Surprisingly, many of us still have this outdated attitude about our bodies. The spirit–body duality that features in religions and classical science’s description of our bodies both form the main characteristics of this view.
Classical science, which also shaped modern medicine, started as a way of understanding nature. According to this view, there was only one world, and it functioned according to mechanical principles and a certain pattern. If we therefore knew the reasoning behind causality, it would be possible to predict all actions. This approach was accepted in the macro world, and it grew stronger by becoming a part of our daily lives. Our bodies also experienced this point of view. The human body was described as a machine and subjected to various procedures by the medical disciplines. For centuries, numerous medical diagnoses and treatments were based on this perspective. Quick and efficient results were sometimes obtained, but many years had to pass before they realized the damage they caused. Generally, the number of failures equaled the number of successes, and this still continues in a way.
Once physics turned its attention towards the micro world, the belief in one world changed. This new world was full of mysterious particles, namely subatomic particles, moving around at an infinite pace. At first, people didn’t understand this world. A new form of physics was born, quantum physics, because it was impossible to explain this new world through classical mechanics. And so the one world was replaced with multiple worlds.
Observations from the quantum world resulted in significant rethinking of physical concepts such as matter, time, action, and causality. For example, we learned that substance was a soup where many subatomic particles boiled together. These particles travelled vast distances at an infinite pace. They appeared and then disappeared, and some were aware of others and functioned with complex interactions. Moreover, we still struggle to understand how the common distinction between matter and energy doesn’t work on this scale. Instead, they look like they come as a package, where one can transform into the other.
What’s more, what about the theory that we, as conscious observers, create reality by interacting with this subatomic universe? This brings many possibilities, although I think it’s better left to the people interested in this field.
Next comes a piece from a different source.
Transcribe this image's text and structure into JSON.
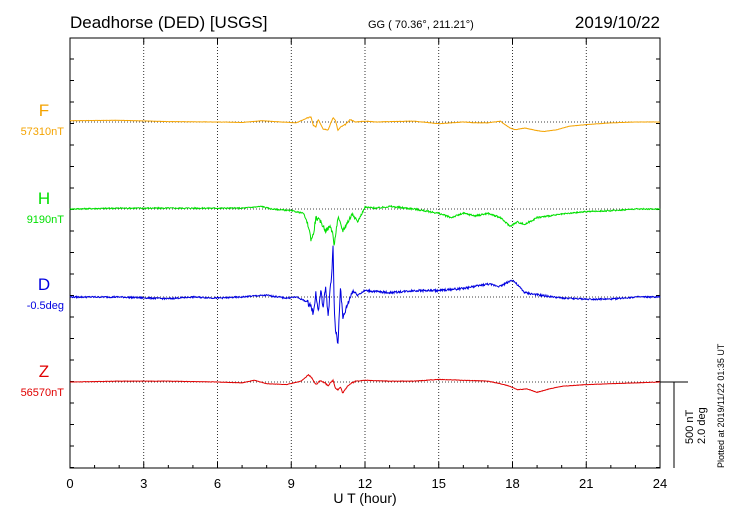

Of course, it is not easy to understand all these developments and draw a conclusion, but almost every discipline is working with this new knowledge of reality and contributing to the collective pool of information. By making use of this common pool of knowledge, it’s now possible to view our bodies from a different perspective. Specifically, we live in an integrated world where everything is aware of everything else. Everything is related to everything else and in balance with it. This perspective brings new meaning to dualities such as the spirit-body, mind-body, matter-energy, emotion-intelligence, male-female, and so on. We can feel better, because our bodies aren’t alone anymore.
Let’s return to my earlier question: “If it was not me, who was the woman communicating with my daughter?” Let’s answer it within this context.
Womanhood, just like all my other characteristics, is a basic reality that exists in every single cell of my body. It can’t be reduced to merely my genitals, nor does it vanish when my sexual organs are removed. It makes me smile through the magnificently feminine side of my emotions, intuitions, creativity, and love. It reminds me of the things I lost and the responsibilities that came with them, but it does it in a very affectionate way.